50 karakter sınırıına göre başlık açmaya çalışırsan başlıktaki mantıksız görünen cümle çıkabiliyor ortaya.
önce aylardır türkiye'ye getirilmesini sonra da tercüme edilmesini beklediğimiz deniz feneri dosyasının türkçe'sinin de almanya tarafından adalet bakanlığına gönderilmiş olduğunu öğrendik.
Adalet Bakanı Mehmet Ali Şahin'in "Deniz Feneri ile ilgili geçen hafta Almanya'dan yeni bir dosya geldiği ve Türkçe'ye çevrilmeden önce içerik hakkında bilgi veremeyeceği" yolundaki açıklamaları üzerine Frankfurt Savcılığı Basın Sözcüsü Doris Müller Scheu, "Yeni bir dosya göndermedik. Gönderdiğimiz dosyaları da Türkçe çevirileri ile gönderiyoruz" dedi.
bunun üzerine açıklama yapan adalet bakanı da türkçe'siyle birlikte göndermişler deme pişkinliğini de gösterdi.
evet, muz cumhuriyeti burası.
öncelikle bu gibi davalarda yayın yasağına karşı olduğumuzu belirtelim bir medya mensubu olarak. yayın yasağı veya sınırlandırması sadece ülke çıkarları gözetilerek uygulanabilir.

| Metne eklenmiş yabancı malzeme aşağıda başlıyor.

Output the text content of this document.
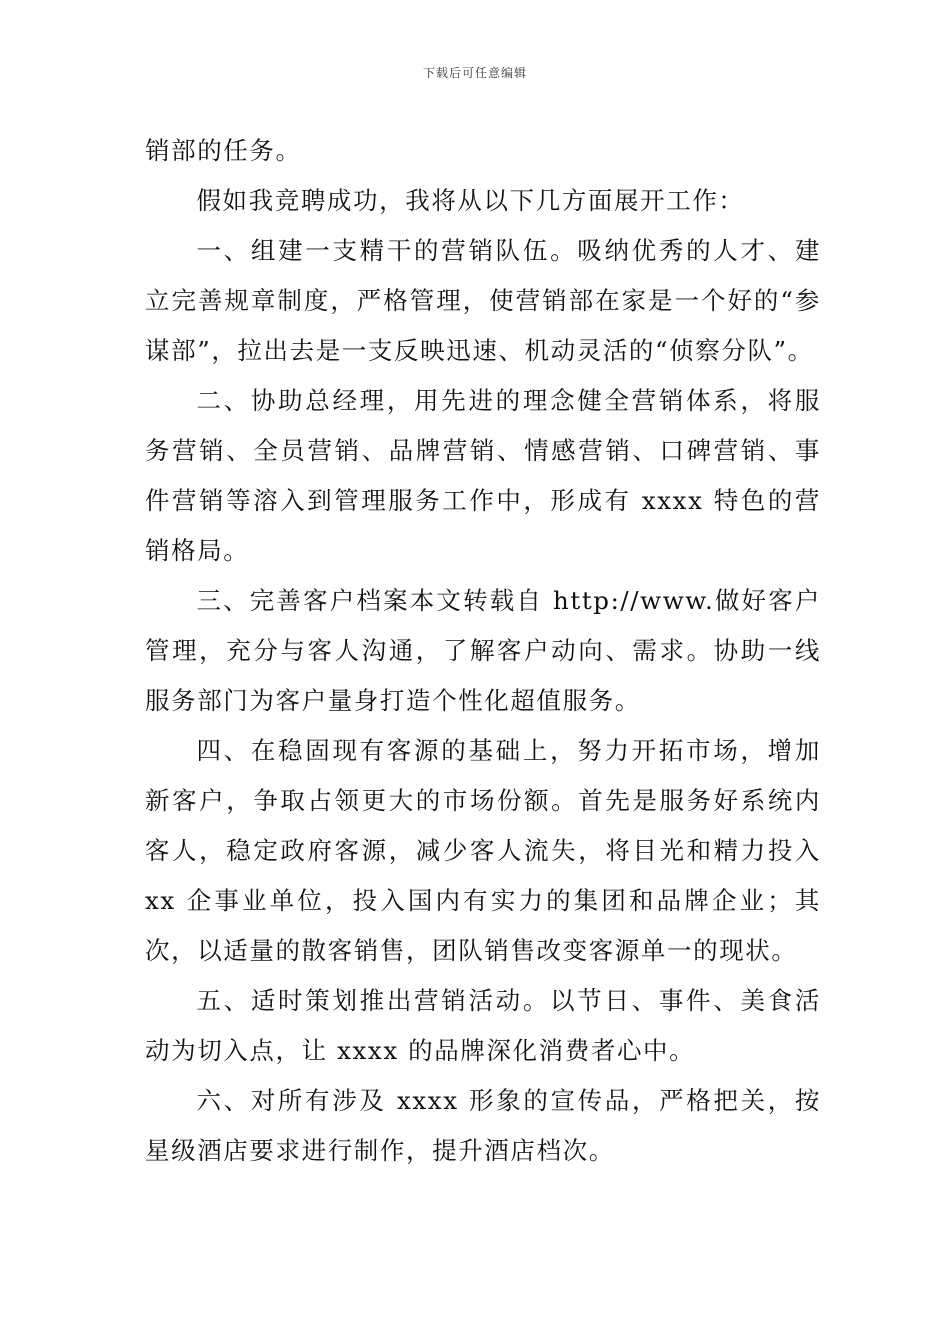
下载后可任意编辑

销部的任务。

假如我竞聘成功，我将从以下几方面展开工作：

一、组建一支精干的营销队伍。吸纳优秀的人才、建立完善规章制度，严格管理，使营销部在家是一个好的“参谋部”，拉出去是一支反映迅速、机动灵活的“侦察分队”。

二、协助总经理，用先进的理念健全营销体系，将服务营销、全员营销、品牌营销、情感营销、口碑营销、事件营销等溶入到管理服务工作中，形成有 xxxx 特色的营销格局。

三、完善客户档案本文转载自 http://www.做好客户管理，充分与客人沟通，了解客户动向、需求。协助一线服务部门为客户量身打造个性化超值服务。

四、在稳固现有客源的基础上，努力开拓市场，增加新客户，争取占领更大的市场份额。首先是服务好系统内客人，稳定政府客源，减少客人流失，将目光和精力投入 xx 企事业单位，投入国内有实力的集团和品牌企业；其次，以适量的散客销售，团队销售改变客源单一的现状。

五、适时策划推出营销活动。以节日、事件、美食活动为切入点，让 xxxx 的品牌深化消费者心中。

六、对所有涉及 xxxx 形象的宣传品，严格把关，按星级酒店要求进行制作，提升酒店档次。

ergenekon davasında, hükümetin çıkarlarına uyduğu için yayın yasağı konmadığı gibi, dosyanın içeriği savcılardan direkt olarak bazı basın mensuplarına servis edilirken, deniz feneri davasında yayın yasağı var.
almanya'daki deniz feneri davasıyla türkiye'deki deniz feneri derneğinin/akp'nin ne ilgisi var diyebilen kişilerin bu davanın neden bir türlü başlamadığı ve adalet bakanı'nın bu son işgüzarlığı hakkında ne diyeceğini çok merak ediyorum.
ama muhakkak vardır bir cevapları. sadece at gözlüğü takıldığında anlaşılabilen bir cevapları.
çevrilemeyen deniz feneri dosyasının türkçe olması konusunda adalet bakanı alman yetkili tarafından yalanlanmıştır. yalan söylediği ortaya çıkartılmıştır.
adalet anlayışımızın çevrim dışı olmasından kaynaklanır. işine gelenle iletişim kurup işine gelmeyenle kurmamaktadır. ulan ben de silmezsem bu adaleti msn'den.
tüm yazarların gözleri kapalı eleştirdikleri durumdur. perde arkasına bakılırsa bu gecikmenin ve yalanın ne kadar faydalı olduğu ortaya çıkacaktır. evet dosya türkçe gelmiştir ama sevgili ve saygıdeğer(!) adalet bakanlığımız almanlara güvenmeyerek "ya yanlış tercüme ettirlerse" düşüncesiyle dosyayı önce almancaya sonra tekrar türkçe'ye ve daha sonra kendi dilleri olan arapçaya çevirerek olayı aydınlatacaklardır.
bu gecikmenin deniz feneri davasında bulunan paravan şirketlerin kapatılması, ilgili kişilerin bir şekilde ortadan kaybettirilmesi ile hiçbir alakası yoktur.
akp'nin ve deniz feneri adlı islam'dan nemalanıp halkı soyanların ve onların resmi kanalı kanal 7'nin maskesini düşüren gerçek. tabii akapeciler iftiradır, yalandır diyerek olayı geçiştirdi o ayr. he bir de bi aralar bi deniz feneri vardı ne oldu ona?